Pungutan itu diketahui Nuh. Royen Siregar Wkil Ketua Lembaga Swadaya Masyarakat Gerrakan Muda Peduli Tanah Air (LSM-GEMPITA) atas Pengaduan masyarakat, sehingga dilakukanlah pemantauan secara langsung di kantor desa Cibungur tersebut.
informasi yang dapat dikumpul dari warga hasil investigasi lsm gempita menjelaskan ke SBNeWS bahwa diduga adanya pungutan uang 60 rb per satu urusan.
Papar Royen Siregar selaku wakil ketua lsm gempita Pandeglang,sudah melakukan investigasi kelapangan dan sudah mendengarkan keluh kesah masyarakat atas pembuatan baik ktp,kk,dan akta kelahiran.

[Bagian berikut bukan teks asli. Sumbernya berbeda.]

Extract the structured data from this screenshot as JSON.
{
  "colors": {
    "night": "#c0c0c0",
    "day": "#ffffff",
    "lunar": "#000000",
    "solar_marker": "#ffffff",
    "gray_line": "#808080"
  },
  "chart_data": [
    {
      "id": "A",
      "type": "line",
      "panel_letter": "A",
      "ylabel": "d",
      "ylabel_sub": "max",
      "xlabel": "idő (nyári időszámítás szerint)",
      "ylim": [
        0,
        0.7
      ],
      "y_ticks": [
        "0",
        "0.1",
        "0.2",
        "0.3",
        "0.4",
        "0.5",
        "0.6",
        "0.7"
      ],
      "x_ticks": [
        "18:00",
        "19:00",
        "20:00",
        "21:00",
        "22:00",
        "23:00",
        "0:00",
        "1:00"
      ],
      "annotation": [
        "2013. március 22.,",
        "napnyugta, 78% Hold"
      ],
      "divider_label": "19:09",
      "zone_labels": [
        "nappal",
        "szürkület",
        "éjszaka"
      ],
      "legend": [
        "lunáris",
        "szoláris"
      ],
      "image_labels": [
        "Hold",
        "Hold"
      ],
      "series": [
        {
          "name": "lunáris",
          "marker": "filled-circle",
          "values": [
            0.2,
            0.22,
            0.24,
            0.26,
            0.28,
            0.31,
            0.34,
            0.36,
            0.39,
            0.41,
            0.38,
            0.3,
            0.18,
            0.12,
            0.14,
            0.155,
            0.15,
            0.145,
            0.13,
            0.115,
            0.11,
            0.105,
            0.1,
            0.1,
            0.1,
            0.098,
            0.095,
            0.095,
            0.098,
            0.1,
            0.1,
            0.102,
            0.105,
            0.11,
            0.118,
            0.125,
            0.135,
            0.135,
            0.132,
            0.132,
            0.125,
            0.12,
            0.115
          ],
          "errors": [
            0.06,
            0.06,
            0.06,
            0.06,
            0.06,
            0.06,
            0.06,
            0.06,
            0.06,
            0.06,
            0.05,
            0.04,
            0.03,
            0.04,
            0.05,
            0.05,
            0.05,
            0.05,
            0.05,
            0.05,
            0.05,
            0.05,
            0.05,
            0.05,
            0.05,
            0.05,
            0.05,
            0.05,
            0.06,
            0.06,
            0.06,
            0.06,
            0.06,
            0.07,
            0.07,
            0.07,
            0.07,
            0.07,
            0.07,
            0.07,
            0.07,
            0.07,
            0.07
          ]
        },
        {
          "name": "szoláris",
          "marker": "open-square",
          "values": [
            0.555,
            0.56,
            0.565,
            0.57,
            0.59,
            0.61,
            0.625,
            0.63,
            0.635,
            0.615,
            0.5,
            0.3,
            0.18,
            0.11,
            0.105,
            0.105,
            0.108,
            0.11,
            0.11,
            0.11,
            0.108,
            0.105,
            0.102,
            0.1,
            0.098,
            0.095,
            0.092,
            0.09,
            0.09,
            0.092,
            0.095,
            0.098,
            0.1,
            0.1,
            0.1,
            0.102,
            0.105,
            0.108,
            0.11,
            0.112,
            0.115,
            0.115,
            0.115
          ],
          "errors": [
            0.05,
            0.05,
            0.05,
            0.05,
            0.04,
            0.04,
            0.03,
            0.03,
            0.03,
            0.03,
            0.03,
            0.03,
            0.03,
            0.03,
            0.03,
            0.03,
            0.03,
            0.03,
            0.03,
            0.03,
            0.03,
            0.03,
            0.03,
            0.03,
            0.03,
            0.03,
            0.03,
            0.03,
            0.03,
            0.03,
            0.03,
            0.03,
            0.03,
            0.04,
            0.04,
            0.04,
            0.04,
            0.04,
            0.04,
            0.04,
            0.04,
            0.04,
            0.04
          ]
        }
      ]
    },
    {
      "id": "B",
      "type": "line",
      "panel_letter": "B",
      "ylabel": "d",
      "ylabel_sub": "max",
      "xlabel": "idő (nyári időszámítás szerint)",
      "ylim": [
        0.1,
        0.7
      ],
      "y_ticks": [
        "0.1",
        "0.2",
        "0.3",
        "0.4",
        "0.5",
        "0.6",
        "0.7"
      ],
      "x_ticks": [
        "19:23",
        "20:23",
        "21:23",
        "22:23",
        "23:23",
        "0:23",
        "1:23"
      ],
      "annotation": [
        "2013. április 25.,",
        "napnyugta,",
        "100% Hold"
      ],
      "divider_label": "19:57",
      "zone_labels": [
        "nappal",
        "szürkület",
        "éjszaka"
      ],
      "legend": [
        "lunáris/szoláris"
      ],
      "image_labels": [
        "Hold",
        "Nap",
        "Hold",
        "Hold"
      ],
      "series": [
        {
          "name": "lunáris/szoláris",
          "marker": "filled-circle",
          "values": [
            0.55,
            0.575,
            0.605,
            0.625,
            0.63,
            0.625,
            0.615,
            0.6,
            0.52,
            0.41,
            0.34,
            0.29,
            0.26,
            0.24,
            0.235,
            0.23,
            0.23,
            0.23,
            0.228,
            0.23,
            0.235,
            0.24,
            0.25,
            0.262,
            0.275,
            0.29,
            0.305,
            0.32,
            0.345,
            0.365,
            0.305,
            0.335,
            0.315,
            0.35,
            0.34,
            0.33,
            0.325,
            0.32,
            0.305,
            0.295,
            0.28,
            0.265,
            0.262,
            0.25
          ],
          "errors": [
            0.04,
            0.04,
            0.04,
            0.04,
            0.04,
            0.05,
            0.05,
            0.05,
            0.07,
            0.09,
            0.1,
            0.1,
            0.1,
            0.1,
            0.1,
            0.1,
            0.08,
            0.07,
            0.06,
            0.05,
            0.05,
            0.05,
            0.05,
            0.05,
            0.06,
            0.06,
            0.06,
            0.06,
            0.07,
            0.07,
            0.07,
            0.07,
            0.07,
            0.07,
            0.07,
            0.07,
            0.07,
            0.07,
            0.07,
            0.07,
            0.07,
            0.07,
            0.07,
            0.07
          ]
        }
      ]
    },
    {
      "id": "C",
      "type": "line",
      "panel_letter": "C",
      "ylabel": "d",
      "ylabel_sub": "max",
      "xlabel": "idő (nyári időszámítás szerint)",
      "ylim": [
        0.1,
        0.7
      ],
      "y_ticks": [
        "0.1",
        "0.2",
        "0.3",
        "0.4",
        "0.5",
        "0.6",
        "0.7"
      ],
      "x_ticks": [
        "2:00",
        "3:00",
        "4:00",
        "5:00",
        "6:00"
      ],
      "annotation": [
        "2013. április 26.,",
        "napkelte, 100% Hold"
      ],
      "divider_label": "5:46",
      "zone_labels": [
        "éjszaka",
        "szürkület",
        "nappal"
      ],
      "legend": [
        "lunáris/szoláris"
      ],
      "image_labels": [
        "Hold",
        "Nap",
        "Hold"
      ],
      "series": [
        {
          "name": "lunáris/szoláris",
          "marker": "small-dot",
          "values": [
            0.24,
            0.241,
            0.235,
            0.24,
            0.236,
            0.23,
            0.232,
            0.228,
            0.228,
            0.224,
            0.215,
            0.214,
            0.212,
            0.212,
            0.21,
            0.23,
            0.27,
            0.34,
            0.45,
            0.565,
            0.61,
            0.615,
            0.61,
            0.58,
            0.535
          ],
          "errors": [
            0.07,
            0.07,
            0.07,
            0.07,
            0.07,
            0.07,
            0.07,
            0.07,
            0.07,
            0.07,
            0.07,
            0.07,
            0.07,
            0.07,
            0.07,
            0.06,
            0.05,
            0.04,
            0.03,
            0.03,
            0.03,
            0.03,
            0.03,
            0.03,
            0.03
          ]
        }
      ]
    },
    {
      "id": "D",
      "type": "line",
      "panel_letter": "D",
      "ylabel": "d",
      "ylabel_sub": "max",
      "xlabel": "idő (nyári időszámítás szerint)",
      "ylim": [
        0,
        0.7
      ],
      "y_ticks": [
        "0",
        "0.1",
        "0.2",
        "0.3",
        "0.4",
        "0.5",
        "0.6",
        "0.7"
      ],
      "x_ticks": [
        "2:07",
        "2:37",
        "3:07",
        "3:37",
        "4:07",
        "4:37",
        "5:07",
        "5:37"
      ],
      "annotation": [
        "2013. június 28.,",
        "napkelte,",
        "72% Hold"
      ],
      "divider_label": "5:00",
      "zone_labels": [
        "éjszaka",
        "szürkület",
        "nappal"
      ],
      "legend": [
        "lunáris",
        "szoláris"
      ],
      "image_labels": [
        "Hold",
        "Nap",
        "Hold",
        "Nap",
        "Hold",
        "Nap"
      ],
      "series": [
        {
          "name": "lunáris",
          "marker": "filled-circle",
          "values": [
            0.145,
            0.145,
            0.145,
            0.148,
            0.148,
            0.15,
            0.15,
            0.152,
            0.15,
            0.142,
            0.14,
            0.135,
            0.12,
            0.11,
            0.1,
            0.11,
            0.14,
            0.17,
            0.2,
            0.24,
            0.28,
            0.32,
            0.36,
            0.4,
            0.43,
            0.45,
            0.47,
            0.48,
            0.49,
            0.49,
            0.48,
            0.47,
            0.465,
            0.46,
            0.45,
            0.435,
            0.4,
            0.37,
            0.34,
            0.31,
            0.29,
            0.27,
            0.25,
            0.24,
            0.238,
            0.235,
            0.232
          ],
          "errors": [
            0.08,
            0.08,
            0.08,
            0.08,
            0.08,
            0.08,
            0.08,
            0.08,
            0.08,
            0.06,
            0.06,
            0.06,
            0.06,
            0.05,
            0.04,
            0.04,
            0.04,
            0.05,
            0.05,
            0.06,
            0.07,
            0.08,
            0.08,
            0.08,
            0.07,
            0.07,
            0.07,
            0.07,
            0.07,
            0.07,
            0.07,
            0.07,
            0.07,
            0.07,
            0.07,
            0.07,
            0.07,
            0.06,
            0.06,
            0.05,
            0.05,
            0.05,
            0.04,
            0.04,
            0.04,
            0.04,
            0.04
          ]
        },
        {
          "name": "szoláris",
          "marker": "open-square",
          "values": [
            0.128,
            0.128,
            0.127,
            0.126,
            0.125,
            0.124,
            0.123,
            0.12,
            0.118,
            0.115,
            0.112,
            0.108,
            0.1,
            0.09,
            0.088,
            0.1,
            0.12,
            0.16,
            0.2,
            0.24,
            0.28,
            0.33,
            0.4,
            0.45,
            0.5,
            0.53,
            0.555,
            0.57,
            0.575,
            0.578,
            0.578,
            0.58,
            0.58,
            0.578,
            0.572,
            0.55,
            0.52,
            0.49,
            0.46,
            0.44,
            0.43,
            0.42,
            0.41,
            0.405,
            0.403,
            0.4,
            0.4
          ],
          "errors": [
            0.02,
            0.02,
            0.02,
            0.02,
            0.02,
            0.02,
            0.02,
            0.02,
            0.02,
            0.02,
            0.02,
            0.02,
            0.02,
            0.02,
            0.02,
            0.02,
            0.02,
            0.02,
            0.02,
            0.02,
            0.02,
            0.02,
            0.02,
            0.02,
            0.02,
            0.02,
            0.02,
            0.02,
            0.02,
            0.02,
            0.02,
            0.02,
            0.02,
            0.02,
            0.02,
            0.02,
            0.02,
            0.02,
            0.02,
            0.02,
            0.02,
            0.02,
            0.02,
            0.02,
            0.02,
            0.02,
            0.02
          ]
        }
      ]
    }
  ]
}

“Bayak masyarakat yang tidak melakukan pembuatan ktp tersebut, bahkan balik kanan akibat informasi harus membayar sebesar 60 ribu perorangnya. Hal tersebut berdasarkan keterangan dari para penduduk yang datang ke tempat pembuatan administrasi yang dilaksanakan oleh pihak Dinas Kependudukan dan Pencatatan Sipil (DISDUKCAPIL) Keliling yang saat itu dipusatkan di desa Cibungur kecamatan Sukaresmi,” papar Royen.
“Di desa Sidamukti, tambah Royen, juga pernah dilaksanakan hal seperti itu, namun disana tidak tercium adanya pungutan pembuatan Administrasi masyarakat, sehingga tak satupun warga desa disana yang pulang dengan penuh kekecewaan karena harus membayar pembuatan KTP, KK, Akte Kelahiran dan lainnya,” katanya.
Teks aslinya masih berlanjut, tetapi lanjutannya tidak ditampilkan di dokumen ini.